In order to help evaluate the use of Privacera with Databricks, Privacera provides a set of Privacera Manager 'demo' notebooks. These can be downloaded from Privacera S3 repository using either your favorite browser, or a command line 'wget'. Use the notebook/sql sequence that matches your cluster.
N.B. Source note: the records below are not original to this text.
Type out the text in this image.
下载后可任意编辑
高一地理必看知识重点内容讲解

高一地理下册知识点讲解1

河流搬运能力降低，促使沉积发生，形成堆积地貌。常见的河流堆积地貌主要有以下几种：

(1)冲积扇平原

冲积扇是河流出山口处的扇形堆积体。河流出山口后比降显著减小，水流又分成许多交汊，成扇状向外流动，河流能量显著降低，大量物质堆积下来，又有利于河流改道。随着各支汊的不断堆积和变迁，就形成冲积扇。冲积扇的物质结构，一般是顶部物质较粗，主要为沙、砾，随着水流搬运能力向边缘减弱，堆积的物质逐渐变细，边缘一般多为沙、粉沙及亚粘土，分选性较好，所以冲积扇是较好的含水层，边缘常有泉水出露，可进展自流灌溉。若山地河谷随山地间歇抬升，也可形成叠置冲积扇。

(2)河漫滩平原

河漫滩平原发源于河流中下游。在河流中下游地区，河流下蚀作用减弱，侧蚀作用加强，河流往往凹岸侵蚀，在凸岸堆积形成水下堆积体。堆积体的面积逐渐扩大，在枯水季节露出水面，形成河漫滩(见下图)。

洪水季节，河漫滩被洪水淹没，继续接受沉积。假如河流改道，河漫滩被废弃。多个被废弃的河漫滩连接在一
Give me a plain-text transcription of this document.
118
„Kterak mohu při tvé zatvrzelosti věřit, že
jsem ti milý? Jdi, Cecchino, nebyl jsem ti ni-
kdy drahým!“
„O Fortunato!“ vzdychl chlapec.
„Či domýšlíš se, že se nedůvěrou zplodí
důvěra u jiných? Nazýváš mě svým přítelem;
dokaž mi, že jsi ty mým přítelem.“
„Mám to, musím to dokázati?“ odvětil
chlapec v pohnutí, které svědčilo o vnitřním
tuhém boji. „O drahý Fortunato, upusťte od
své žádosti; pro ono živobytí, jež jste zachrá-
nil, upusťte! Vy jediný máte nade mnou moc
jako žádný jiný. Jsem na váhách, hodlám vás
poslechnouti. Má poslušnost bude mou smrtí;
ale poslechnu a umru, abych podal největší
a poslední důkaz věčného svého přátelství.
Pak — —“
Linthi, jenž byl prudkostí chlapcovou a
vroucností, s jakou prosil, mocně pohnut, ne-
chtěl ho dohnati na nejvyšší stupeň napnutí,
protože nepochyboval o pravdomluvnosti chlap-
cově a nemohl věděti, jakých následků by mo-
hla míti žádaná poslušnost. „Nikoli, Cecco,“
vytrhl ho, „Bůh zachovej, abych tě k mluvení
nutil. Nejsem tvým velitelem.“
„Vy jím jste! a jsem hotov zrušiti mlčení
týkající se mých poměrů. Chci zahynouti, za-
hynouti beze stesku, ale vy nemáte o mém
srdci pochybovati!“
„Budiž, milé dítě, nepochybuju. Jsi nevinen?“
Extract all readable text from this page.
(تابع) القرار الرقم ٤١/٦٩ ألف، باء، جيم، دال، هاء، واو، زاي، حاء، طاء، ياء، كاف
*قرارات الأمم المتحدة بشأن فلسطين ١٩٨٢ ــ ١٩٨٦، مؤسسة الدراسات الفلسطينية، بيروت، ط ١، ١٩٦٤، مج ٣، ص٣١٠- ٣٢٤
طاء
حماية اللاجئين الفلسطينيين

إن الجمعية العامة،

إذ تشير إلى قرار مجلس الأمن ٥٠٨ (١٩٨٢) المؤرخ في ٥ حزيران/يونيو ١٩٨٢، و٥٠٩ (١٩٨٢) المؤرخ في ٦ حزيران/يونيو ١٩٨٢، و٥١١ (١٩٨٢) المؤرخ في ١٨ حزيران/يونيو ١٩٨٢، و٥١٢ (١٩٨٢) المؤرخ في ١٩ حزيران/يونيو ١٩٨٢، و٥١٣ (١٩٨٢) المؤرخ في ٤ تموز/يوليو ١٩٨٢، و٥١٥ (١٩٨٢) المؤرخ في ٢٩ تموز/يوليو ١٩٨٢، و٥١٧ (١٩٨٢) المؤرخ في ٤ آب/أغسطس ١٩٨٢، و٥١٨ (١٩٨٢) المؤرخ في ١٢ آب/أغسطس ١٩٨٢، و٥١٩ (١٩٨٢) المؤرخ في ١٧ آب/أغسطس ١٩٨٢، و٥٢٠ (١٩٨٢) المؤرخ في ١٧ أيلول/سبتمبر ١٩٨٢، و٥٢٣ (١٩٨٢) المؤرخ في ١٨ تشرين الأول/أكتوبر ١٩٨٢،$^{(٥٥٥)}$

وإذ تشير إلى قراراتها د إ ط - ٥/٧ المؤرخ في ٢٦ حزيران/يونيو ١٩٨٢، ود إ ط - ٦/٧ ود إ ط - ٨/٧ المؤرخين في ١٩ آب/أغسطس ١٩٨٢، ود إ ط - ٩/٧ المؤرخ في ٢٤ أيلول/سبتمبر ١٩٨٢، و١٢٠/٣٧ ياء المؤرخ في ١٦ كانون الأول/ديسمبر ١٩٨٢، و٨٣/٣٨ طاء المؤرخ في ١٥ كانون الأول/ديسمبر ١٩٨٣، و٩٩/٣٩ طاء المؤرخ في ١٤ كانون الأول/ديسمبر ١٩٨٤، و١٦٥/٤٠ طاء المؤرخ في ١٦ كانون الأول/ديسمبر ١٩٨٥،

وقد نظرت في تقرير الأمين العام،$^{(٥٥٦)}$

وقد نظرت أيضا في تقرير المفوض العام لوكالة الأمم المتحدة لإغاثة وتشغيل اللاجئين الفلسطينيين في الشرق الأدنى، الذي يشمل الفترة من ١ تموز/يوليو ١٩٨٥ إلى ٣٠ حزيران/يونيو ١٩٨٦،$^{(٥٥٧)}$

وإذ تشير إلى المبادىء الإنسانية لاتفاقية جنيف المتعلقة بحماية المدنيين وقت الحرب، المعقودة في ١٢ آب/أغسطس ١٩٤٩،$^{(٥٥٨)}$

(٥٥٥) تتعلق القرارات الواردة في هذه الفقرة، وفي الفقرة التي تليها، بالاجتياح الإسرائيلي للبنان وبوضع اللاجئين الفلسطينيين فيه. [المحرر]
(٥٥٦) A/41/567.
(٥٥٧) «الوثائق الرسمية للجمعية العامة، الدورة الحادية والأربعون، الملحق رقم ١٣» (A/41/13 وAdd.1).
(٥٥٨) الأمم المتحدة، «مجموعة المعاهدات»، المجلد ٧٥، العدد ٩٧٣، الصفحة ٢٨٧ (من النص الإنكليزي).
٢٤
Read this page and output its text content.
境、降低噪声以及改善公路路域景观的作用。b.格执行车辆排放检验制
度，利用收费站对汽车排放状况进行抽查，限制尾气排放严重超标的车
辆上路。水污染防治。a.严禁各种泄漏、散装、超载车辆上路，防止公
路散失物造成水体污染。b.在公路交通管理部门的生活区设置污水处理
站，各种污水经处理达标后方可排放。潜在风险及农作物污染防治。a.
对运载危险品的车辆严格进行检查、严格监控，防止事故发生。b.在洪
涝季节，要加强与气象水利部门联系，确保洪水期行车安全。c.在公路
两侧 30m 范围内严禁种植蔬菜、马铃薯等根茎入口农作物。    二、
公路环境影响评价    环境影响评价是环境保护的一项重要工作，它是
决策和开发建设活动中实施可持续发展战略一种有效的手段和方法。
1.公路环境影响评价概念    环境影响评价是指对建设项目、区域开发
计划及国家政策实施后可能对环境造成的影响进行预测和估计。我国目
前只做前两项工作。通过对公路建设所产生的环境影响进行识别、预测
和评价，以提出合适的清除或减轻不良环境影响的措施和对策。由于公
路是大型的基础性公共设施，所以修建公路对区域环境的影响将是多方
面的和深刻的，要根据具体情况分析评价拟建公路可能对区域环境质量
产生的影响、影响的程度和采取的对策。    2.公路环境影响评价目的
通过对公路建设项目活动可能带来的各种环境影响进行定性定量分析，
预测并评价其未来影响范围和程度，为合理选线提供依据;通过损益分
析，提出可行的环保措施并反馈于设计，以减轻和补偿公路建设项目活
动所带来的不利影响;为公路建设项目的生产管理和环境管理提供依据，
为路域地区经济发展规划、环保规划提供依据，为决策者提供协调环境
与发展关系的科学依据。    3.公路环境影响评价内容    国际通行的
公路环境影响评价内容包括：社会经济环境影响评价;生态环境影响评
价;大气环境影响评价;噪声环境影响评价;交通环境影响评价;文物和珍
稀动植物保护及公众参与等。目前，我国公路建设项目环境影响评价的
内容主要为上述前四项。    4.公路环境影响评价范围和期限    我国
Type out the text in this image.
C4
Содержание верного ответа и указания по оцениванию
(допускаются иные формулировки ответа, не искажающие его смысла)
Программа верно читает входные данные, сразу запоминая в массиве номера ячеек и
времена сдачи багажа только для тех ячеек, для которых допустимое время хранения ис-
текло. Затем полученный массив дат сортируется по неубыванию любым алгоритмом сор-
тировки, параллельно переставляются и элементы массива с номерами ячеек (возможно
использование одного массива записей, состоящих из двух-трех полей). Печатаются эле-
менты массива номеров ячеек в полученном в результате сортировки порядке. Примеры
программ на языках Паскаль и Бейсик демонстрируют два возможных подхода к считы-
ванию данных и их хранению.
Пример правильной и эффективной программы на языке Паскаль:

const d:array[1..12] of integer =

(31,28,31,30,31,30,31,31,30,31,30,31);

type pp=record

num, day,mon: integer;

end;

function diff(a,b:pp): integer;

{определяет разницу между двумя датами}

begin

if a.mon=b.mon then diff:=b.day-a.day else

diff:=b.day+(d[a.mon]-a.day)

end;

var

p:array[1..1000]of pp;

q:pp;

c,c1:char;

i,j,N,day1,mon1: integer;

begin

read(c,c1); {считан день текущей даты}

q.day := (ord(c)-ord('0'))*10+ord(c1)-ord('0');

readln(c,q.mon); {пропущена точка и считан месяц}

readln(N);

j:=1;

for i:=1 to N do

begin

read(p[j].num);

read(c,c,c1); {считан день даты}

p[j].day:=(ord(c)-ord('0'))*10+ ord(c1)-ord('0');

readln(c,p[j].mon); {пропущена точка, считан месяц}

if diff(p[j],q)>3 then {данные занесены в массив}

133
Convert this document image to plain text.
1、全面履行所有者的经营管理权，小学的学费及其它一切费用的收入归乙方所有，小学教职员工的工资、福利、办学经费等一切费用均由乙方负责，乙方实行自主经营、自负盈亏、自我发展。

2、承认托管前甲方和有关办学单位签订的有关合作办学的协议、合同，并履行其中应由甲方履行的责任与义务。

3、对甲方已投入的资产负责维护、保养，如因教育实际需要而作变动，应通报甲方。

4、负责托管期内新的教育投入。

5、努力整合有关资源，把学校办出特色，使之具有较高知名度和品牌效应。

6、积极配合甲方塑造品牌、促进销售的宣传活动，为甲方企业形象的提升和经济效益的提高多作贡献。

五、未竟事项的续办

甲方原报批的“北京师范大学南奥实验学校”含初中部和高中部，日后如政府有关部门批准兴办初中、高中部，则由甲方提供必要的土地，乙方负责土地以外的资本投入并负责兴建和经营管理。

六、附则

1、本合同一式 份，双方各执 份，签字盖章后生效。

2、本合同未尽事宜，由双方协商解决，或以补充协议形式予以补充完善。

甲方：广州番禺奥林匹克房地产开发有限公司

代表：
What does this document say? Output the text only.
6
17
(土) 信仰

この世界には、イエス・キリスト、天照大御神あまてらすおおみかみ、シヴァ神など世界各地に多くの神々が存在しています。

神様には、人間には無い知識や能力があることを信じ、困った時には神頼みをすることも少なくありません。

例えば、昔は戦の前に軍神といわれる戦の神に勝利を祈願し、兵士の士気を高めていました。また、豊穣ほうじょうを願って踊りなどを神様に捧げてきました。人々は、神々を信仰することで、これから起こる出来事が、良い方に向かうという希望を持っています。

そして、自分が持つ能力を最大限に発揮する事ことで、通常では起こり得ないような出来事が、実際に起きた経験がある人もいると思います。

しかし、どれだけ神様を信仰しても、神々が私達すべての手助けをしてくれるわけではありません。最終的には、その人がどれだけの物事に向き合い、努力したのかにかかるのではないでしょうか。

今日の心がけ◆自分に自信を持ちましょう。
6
  1. Download using your browser (just click on the correct file for your cluster, below:

    https://privacera.s3.amazonaws.com/public/pm-demo-data/databricks/PrivaceraSparkPlugin.sql

    If AWS S3 is configured from your Databricks cluster: https://privacera.s3.amazonaws.com/public/pm-demo-data/databricks/PrivaceraSparkPluginS3.sql

    If ADLS Gen2 is configured from your Databricks cluster: https://privacera.s3.amazonaws.com/public/pm-demo-data/databricks/PrivaceraSparkPluginADLS.sql

    or, if you are working from a Linux command line, use the 'wget' command to download.

    wget https://privacera.s3.amazonaws.com/public/pm-demo-data/databricks/PrivaceraSparkPlugin.sql -O PrivaceraSparkPlugin.sql

    wget https://privacera.s3.amazonaws.com/public/pm-demo-data/databricks/PrivaceraSparkPluginS3.sql -O PrivaceraSparkPluginS3.sql

    wget https://privacera.s3.amazonaws.com/public/pm-demo-data/databricks/PrivaceraSparkPluginADLS.sql -O PrivaceraSparkPluginADLS.sql

  2. Import the Databricks notebook:

    • Login to Databricks Console ->
    • Select Workspace -> Users -> Your User ->
    • Click on drop down ->
    • Click on Import and Choose the file downloaded
  3. Follow the suggested steps in the text of the notebook to exercise and validate Privacera with Databricks.